Flood came from inland

from w
As some were saying the floods in Nadi area didn't rise inch by inch but was like a tidal wave, several feet of water rushed through villages within an hour. That's the story from Nawaka village from our friends and relatives where only three buildings did not have great trouble.

The blame is not only on the monstrous amount of rain but on the rush of water from the inland. Was the dam overflowing or was some water released, some people are wondering. Here is a good letter from a writer from Nadi that was published in the Fiji Times today.

Inland tsunami

Coping through the floods

I have not been able to send my saqamoli piece to this column recently because I have been stressed out cleaning up after the flood, make that floods to be precise.

Just when everyone was admiring a job well done in returning most things to pre-flood condition, another flood hits.
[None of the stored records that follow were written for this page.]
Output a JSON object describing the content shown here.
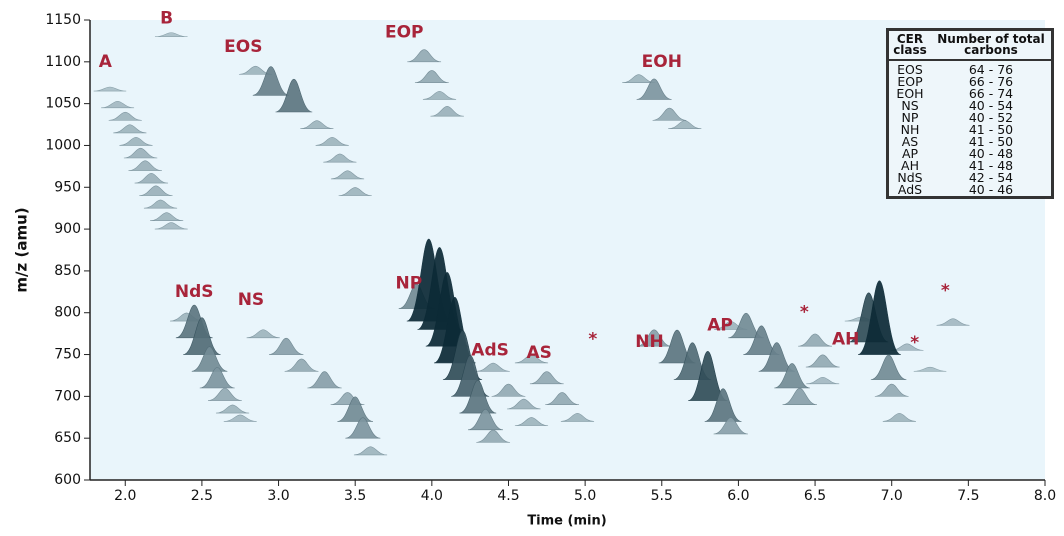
{
  "chart_data": {
    "type": "peak",
    "x_label": "Time (min)",
    "y_label": "m/z (amu)",
    "xlim": [
      1.77,
      8.0
    ],
    "xticks": [
      {
        "value": 2,
        "label": "2.0"
      },
      2.5,
      {
        "value": 3,
        "label": "3.0"
      },
      3.5,
      {
        "value": 4,
        "label": "4.0"
      },
      4.5,
      {
        "value": 5,
        "label": "5.0"
      },
      5.5,
      {
        "value": 6,
        "label": "6.0"
      },
      6.5,
      {
        "value": 7,
        "label": "7.0"
      },
      7.5,
      {
        "value": 8,
        "label": "8.0"
      }
    ],
    "ylim": [
      600,
      1150
    ],
    "yticks": [
      600,
      650,
      700,
      750,
      800,
      850,
      900,
      950,
      1000,
      1050,
      1100,
      1150
    ],
    "color_low": "#d3e6ee",
    "color_high": "#0c2a36",
    "x": [
      1.9,
      1.95,
      2.0,
      2.03,
      2.07,
      2.1,
      2.13,
      2.17,
      2.2,
      2.23,
      2.27,
      2.3,
      2.3,
      2.85,
      2.95,
      3.1,
      3.25,
      3.35,
      3.4,
      3.45,
      3.5,
      3.95,
      4.0,
      4.05,
      4.1,
      5.35,
      5.45,
      5.55,
      5.65,
      2.4,
      2.45,
      2.5,
      2.55,
      2.6,
      2.65,
      2.7,
      2.75,
      2.9,
      3.05,
      3.15,
      3.3,
      3.45,
      3.5,
      3.55,
      3.6,
      3.9,
      3.98,
      4.05,
      4.1,
      4.15,
      4.2,
      4.25,
      4.3,
      4.35,
      4.4,
      4.4,
      4.5,
      4.6,
      4.65,
      4.65,
      4.75,
      4.85,
      4.95,
      5.45,
      5.6,
      5.7,
      5.8,
      5.9,
      5.95,
      5.95,
      6.05,
      6.15,
      6.25,
      6.35,
      6.4,
      6.5,
      6.55,
      6.55,
      6.8,
      6.85,
      6.92,
      6.98,
      7.0,
      7.05,
      7.1,
      7.4,
      7.25
    ],
    "values": [
      1065,
      1045,
      1030,
      1015,
      1000,
      985,
      970,
      955,
      940,
      925,
      910,
      900,
      1130,
      1085,
      1060,
      1040,
      1020,
      1000,
      980,
      960,
      940,
      1100,
      1075,
      1055,
      1035,
      1075,
      1055,
      1030,
      1020,
      790,
      770,
      750,
      730,
      710,
      695,
      680,
      670,
      770,
      750,
      730,
      710,
      690,
      670,
      650,
      630,
      805,
      790,
      780,
      760,
      740,
      720,
      700,
      680,
      660,
      645,
      730,
      700,
      685,
      665,
      740,
      715,
      690,
      670,
      760,
      740,
      720,
      695,
      670,
      655,
      780,
      770,
      750,
      730,
      710,
      690,
      760,
      735,
      715,
      790,
      765,
      750,
      720,
      700,
      670,
      755,
      785,
      730
    ],
    "intensity": [
      5,
      8,
      10,
      10,
      10,
      12,
      12,
      12,
      12,
      10,
      10,
      8,
      5,
      10,
      35,
      40,
      10,
      10,
      10,
      10,
      10,
      15,
      15,
      10,
      12,
      10,
      25,
      15,
      10,
      10,
      40,
      45,
      30,
      25,
      15,
      10,
      8,
      10,
      20,
      15,
      20,
      15,
      30,
      25,
      10,
      30,
      100,
      100,
      90,
      80,
      60,
      50,
      40,
      25,
      15,
      10,
      15,
      12,
      10,
      10,
      15,
      15,
      10,
      20,
      40,
      45,
      60,
      40,
      20,
      10,
      30,
      35,
      35,
      30,
      20,
      15,
      15,
      8,
      5,
      60,
      90,
      30,
      15,
      10,
      8,
      8,
      5
    ],
    "annotation_color": "#a8243a",
    "annotations": [
      {
        "text": "A",
        "x": 1.87,
        "y": 1100
      },
      {
        "text": "B",
        "x": 2.27,
        "y": 1152
      },
      {
        "text": "EOS",
        "x": 2.77,
        "y": 1118
      },
      {
        "text": "EOP",
        "x": 3.82,
        "y": 1135
      },
      {
        "text": "EOH",
        "x": 5.5,
        "y": 1100
      },
      {
        "text": "NdS",
        "x": 2.45,
        "y": 825
      },
      {
        "text": "NS",
        "x": 2.82,
        "y": 815
      },
      {
        "text": "NP",
        "x": 3.85,
        "y": 835
      },
      {
        "text": "AdS",
        "x": 4.38,
        "y": 755
      },
      {
        "text": "AS",
        "x": 4.7,
        "y": 752
      },
      {
        "text": "NH",
        "x": 5.42,
        "y": 765
      },
      {
        "text": "AP",
        "x": 5.88,
        "y": 785
      },
      {
        "text": "AH",
        "x": 6.7,
        "y": 768
      },
      {
        "text": "*",
        "x": 5.05,
        "y": 768
      },
      {
        "text": "*",
        "x": 6.43,
        "y": 800
      },
      {
        "text": "*",
        "x": 7.15,
        "y": 764
      },
      {
        "text": "*",
        "x": 7.35,
        "y": 826
      }
    ],
    "table": {
      "headers": [
        "CER class",
        "Number of total carbons"
      ],
      "rows": [
        [
          "EOS",
          "64 - 76"
        ],
        [
          "EOP",
          "66 - 76"
        ],
        [
          "EOH",
          "66 - 74"
        ],
        [
          "NS",
          "40 - 54"
        ],
        [
          "NP",
          "40 - 52"
        ],
        [
          "NH",
          "41 - 50"
        ],
        [
          "AS",
          "41 - 50"
        ],
        [
          "AP",
          "40 - 48"
        ],
        [
          "AH",
          "41 - 48"
        ],
        [
          "NdS",
          "42 - 54"
        ],
        [
          "AdS",
          "40 - 46"
        ]
      ]
    }
  }
}
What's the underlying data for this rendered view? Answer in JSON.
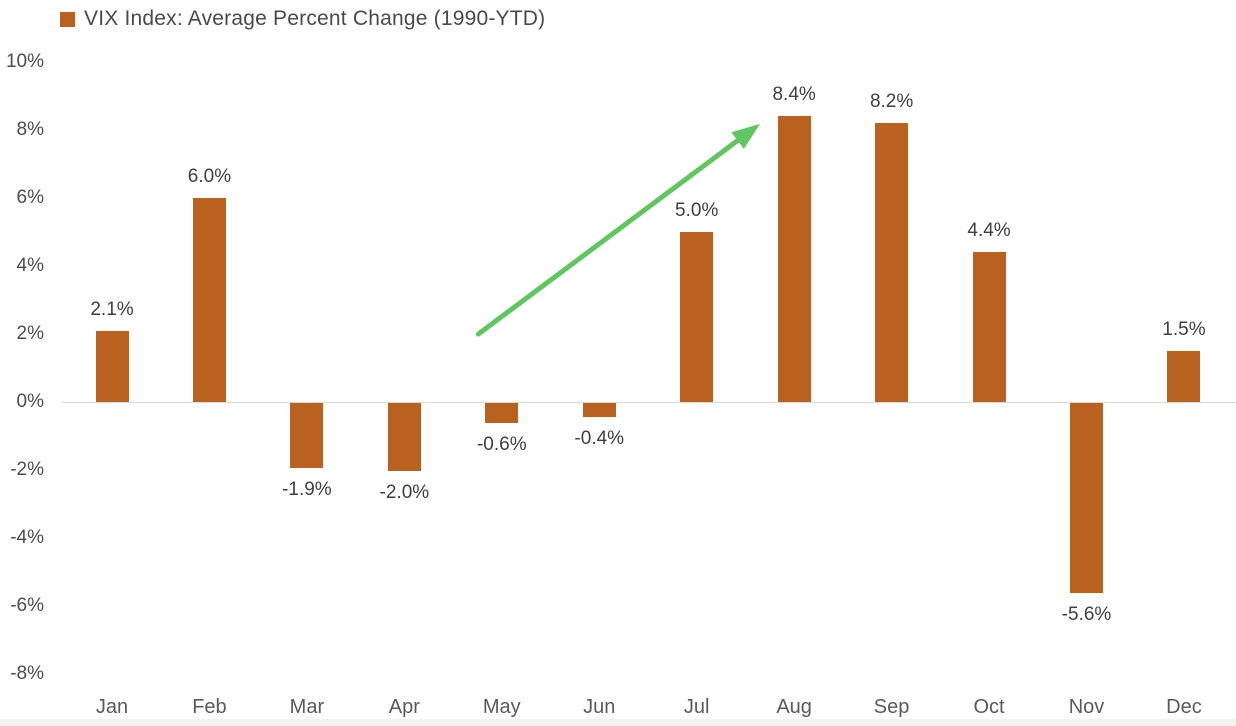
{
  "legend": {
    "label": "VIX Index: Average Percent Change (1990-YTD)"
  },
  "chart_data": {
    "type": "bar",
    "title": "VIX Index: Average Percent Change (1990-YTD)",
    "categories": [
      "Jan",
      "Feb",
      "Mar",
      "Apr",
      "May",
      "Jun",
      "Jul",
      "Aug",
      "Sep",
      "Oct",
      "Nov",
      "Dec"
    ],
    "values": [
      2.1,
      6.0,
      -1.9,
      -2.0,
      -0.6,
      -0.4,
      5.0,
      8.4,
      8.2,
      4.4,
      -5.6,
      1.5
    ],
    "data_labels": [
      "2.1%",
      "6.0%",
      "-1.9%",
      "-2.0%",
      "-0.6%",
      "-0.4%",
      "5.0%",
      "8.4%",
      "8.2%",
      "4.4%",
      "-5.6%",
      "1.5%"
    ],
    "xlabel": "",
    "ylabel": "",
    "ylim": [
      -8,
      10
    ],
    "y_ticks": [
      {
        "value": 10,
        "label": "10%"
      },
      {
        "value": 8,
        "label": "8%"
      },
      {
        "value": 6,
        "label": "6%"
      },
      {
        "value": 4,
        "label": "4%"
      },
      {
        "value": 2,
        "label": "2%"
      },
      {
        "value": 0,
        "label": "0%"
      },
      {
        "value": -2,
        "label": "-2%"
      },
      {
        "value": -4,
        "label": "-4%"
      },
      {
        "value": -6,
        "label": "-6%"
      },
      {
        "value": -8,
        "label": "-8%"
      }
    ],
    "grid": false,
    "legend_position": "top-left",
    "bar_color": "#B9621F",
    "label_color": "#3F3F3F",
    "axis_line_color": "#D9D9D9",
    "annotation_arrow": {
      "color": "#5FC75F",
      "from": {
        "month_index": 3.76,
        "percent": 2.0
      },
      "to": {
        "month_index": 6.65,
        "percent": 8.18
      }
    }
  }
}
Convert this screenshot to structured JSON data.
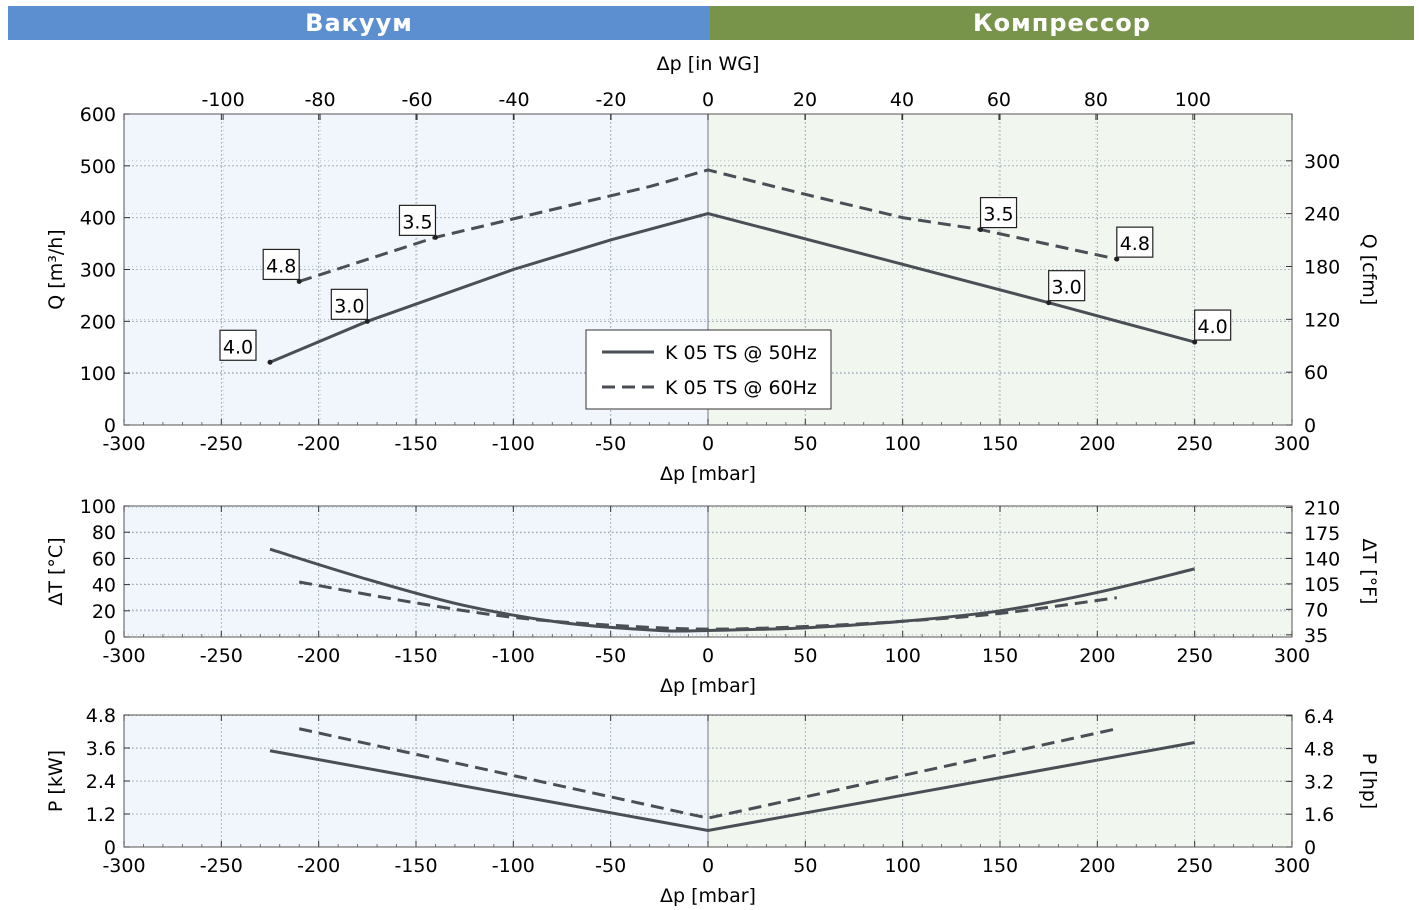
{
  "header": {
    "left_label": "Вакуум",
    "right_label": "Компрессор",
    "left_color": "#5b8fcf",
    "right_color": "#77944a"
  },
  "colors": {
    "vacuum_bg": "#f1f6fc",
    "compressor_bg": "#f1f6ee",
    "line": "#4a4f55",
    "grid": "#9aa7b5"
  },
  "chart_data": [
    {
      "id": "flow",
      "type": "line",
      "xlabel": "Δp [mbar]",
      "x2label": "Δp [in WG]",
      "ylabel": "Q [m³/h]",
      "y2label": "Q [cfm]",
      "xlim": [
        -300,
        300
      ],
      "ylim": [
        0,
        600
      ],
      "x2lim": [
        -120.44,
        120.44
      ],
      "y2lim": [
        0,
        353.15
      ],
      "xticks": [
        -300,
        -250,
        -200,
        -150,
        -100,
        -50,
        0,
        50,
        100,
        150,
        200,
        250,
        300
      ],
      "yticks": [
        0,
        100,
        200,
        300,
        400,
        500,
        600
      ],
      "x2ticks": [
        -100,
        -80,
        -60,
        -40,
        -20,
        0,
        20,
        40,
        60,
        80,
        100
      ],
      "y2ticks": [
        0,
        60,
        120,
        180,
        240,
        300
      ],
      "grid": true,
      "legend": {
        "placement": "bottom-center",
        "entries": [
          {
            "label": "K 05 TS @ 50Hz",
            "dash": false
          },
          {
            "label": "K 05 TS @ 60Hz",
            "dash": true
          }
        ]
      },
      "series": [
        {
          "name": "K 05 TS @ 50Hz",
          "dash": false,
          "x": [
            -225,
            -175,
            -100,
            -50,
            0,
            100,
            175,
            250
          ],
          "y": [
            121,
            200,
            300,
            357,
            408,
            310,
            236,
            160
          ]
        },
        {
          "name": "K 05 TS @ 60Hz",
          "dash": true,
          "x": [
            -210,
            -140,
            -75,
            -30,
            0,
            50,
            100,
            140,
            210
          ],
          "y": [
            277,
            362,
            420,
            460,
            492,
            445,
            400,
            377,
            320
          ]
        }
      ],
      "annotations": [
        {
          "text": "4.0",
          "x": -225,
          "y": 121,
          "dx": -32,
          "dy": -16
        },
        {
          "text": "3.0",
          "x": -175,
          "y": 200,
          "dx": -18,
          "dy": -16
        },
        {
          "text": "4.8",
          "x": -210,
          "y": 277,
          "dx": -18,
          "dy": -16
        },
        {
          "text": "3.5",
          "x": -140,
          "y": 362,
          "dx": -18,
          "dy": -16
        },
        {
          "text": "3.5",
          "x": 140,
          "y": 377,
          "dx": 18,
          "dy": -16
        },
        {
          "text": "4.8",
          "x": 210,
          "y": 320,
          "dx": 18,
          "dy": -16
        },
        {
          "text": "3.0",
          "x": 175,
          "y": 236,
          "dx": 18,
          "dy": -16
        },
        {
          "text": "4.0",
          "x": 250,
          "y": 160,
          "dx": 18,
          "dy": -16
        }
      ]
    },
    {
      "id": "temp",
      "type": "line",
      "xlabel": "Δp [mbar]",
      "ylabel": "ΔT [°C]",
      "y2label": "ΔT [°F]",
      "xlim": [
        -300,
        300
      ],
      "ylim": [
        0,
        100
      ],
      "y2lim": [
        32,
        212
      ],
      "xticks": [
        -300,
        -250,
        -200,
        -150,
        -100,
        -50,
        0,
        50,
        100,
        150,
        200,
        250,
        300
      ],
      "yticks": [
        0,
        20,
        40,
        60,
        80,
        100
      ],
      "y2ticks": [
        35,
        70,
        105,
        140,
        175,
        210
      ],
      "grid": true,
      "series": [
        {
          "name": "K 05 TS @ 50Hz",
          "dash": false,
          "x": [
            -225,
            -175,
            -125,
            -75,
            -25,
            0,
            50,
            100,
            150,
            200,
            250
          ],
          "y": [
            67,
            44,
            24,
            11,
            5,
            5,
            7,
            12,
            20,
            34,
            52
          ]
        },
        {
          "name": "K 05 TS @ 60Hz",
          "dash": true,
          "x": [
            -210,
            -150,
            -100,
            -50,
            0,
            50,
            100,
            150,
            210
          ],
          "y": [
            42,
            26,
            15,
            9,
            6,
            8,
            12,
            18,
            30
          ]
        }
      ]
    },
    {
      "id": "power",
      "type": "line",
      "xlabel": "Δp [mbar]",
      "ylabel": "P [kW]",
      "y2label": "P [hp]",
      "xlim": [
        -300,
        300
      ],
      "ylim": [
        0,
        4.8
      ],
      "y2lim": [
        0,
        6.437
      ],
      "xticks": [
        -300,
        -250,
        -200,
        -150,
        -100,
        -50,
        0,
        50,
        100,
        150,
        200,
        250,
        300
      ],
      "yticks": [
        0,
        1.2,
        2.4,
        3.6,
        4.8
      ],
      "ytick_labels": [
        "0",
        "1.2",
        "2.4",
        "3.6",
        "4.8"
      ],
      "y2ticks": [
        0,
        1.6,
        3.2,
        4.8,
        6.4
      ],
      "y2tick_labels": [
        "0",
        "1.6",
        "3.2",
        "4.8",
        "6.4"
      ],
      "grid": true,
      "series": [
        {
          "name": "K 05 TS @ 50Hz",
          "dash": false,
          "x": [
            -225,
            0,
            250
          ],
          "y": [
            3.5,
            0.6,
            3.8
          ]
        },
        {
          "name": "K 05 TS @ 60Hz",
          "dash": true,
          "x": [
            -210,
            0,
            210
          ],
          "y": [
            4.3,
            1.05,
            4.3
          ]
        }
      ]
    }
  ]
}
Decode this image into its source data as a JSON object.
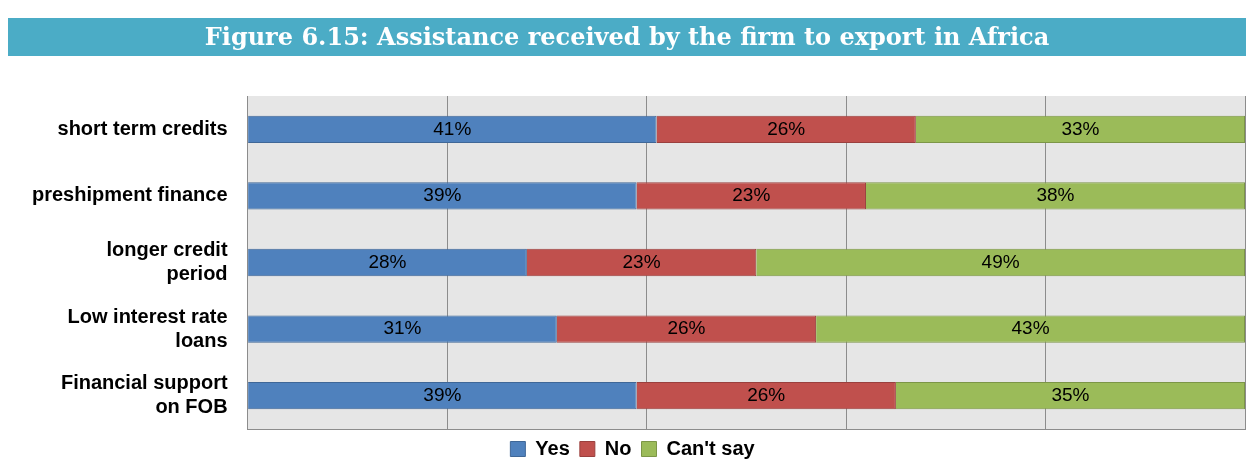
{
  "chart_data": {
    "type": "bar",
    "orientation": "horizontal",
    "stacked": true,
    "title": "Figure 6.15: Assistance received by the firm to export in Africa",
    "categories": [
      "short term credits",
      "preshipment finance",
      "longer credit period",
      "Low interest rate loans",
      "Financial support on FOB"
    ],
    "series": [
      {
        "name": "Yes",
        "color": "#4f81bd",
        "values": [
          41,
          39,
          28,
          31,
          39
        ],
        "value_labels": [
          "41%",
          "39%",
          "28%",
          "31%",
          "39%"
        ]
      },
      {
        "name": "No",
        "color": "#c0504d",
        "values": [
          26,
          23,
          23,
          26,
          26
        ],
        "value_labels": [
          "26%",
          "23%",
          "23%",
          "26%",
          "26%"
        ]
      },
      {
        "name": "Can't say",
        "color": "#9bbb59",
        "values": [
          33,
          38,
          49,
          43,
          35
        ],
        "value_labels": [
          "33%",
          "38%",
          "49%",
          "43%",
          "35%"
        ]
      }
    ],
    "xlim": [
      0,
      100
    ],
    "xticks": [
      {
        "value": 0,
        "label": null
      },
      {
        "value": 20,
        "label": null
      },
      {
        "value": 40,
        "label": null
      },
      {
        "value": 60,
        "label": null
      },
      {
        "value": 80,
        "label": null
      },
      {
        "value": 100,
        "label": null
      }
    ],
    "tick_labels": "y",
    "grid": "x",
    "legend": "bottom"
  }
}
On a positive note though, our home looks cleaner and spacious now than ever. Many shelves and corner stands are now rid of the useless sentimental stuff that our good ladies are so good at preserving, and we never knew existed; old newspapers, dusty books, magazines, pots, pans, containers, clothing, curtains, shoes, mats, etc. Amazing, they are gone and we are still surviving.

Our area is flood-free, supposedly, so to have waist-deep water in the house in less than one hour made me wonder if it really took that long, 40 days of rainfall, to produce the biblical flood which destroyed the world save Noah, his family and some animals in the ark.

Talking about the number 40, we might as well start counting how many more floods we have to endure before the transitional rain goes away and we welcome the traditional dry season from June to September.

As we are beginning to find out, there is more to the flood than rainfall and poorly structured waterways alone. Spring tide sounds gentle and is supposed to be a harmless natural event, but where the water table is already high, it is causing flash floods in coastal lowlands.

Reflecting on what our island country is going through and how we can mitigate the effects of climate change, we can start by replacing spring tide with giant tide and rainy season with monsoon season to underline the severity of these climatic phenomenon and warn our people to be better prepared.

Knowing that tsunamis develop out at sea, we the flood victims in Nadi may sound absurd for harping about inland or upland tsunamis, but when there are lakes of water stored somewhere up in the highlands, we have every reason to be wary.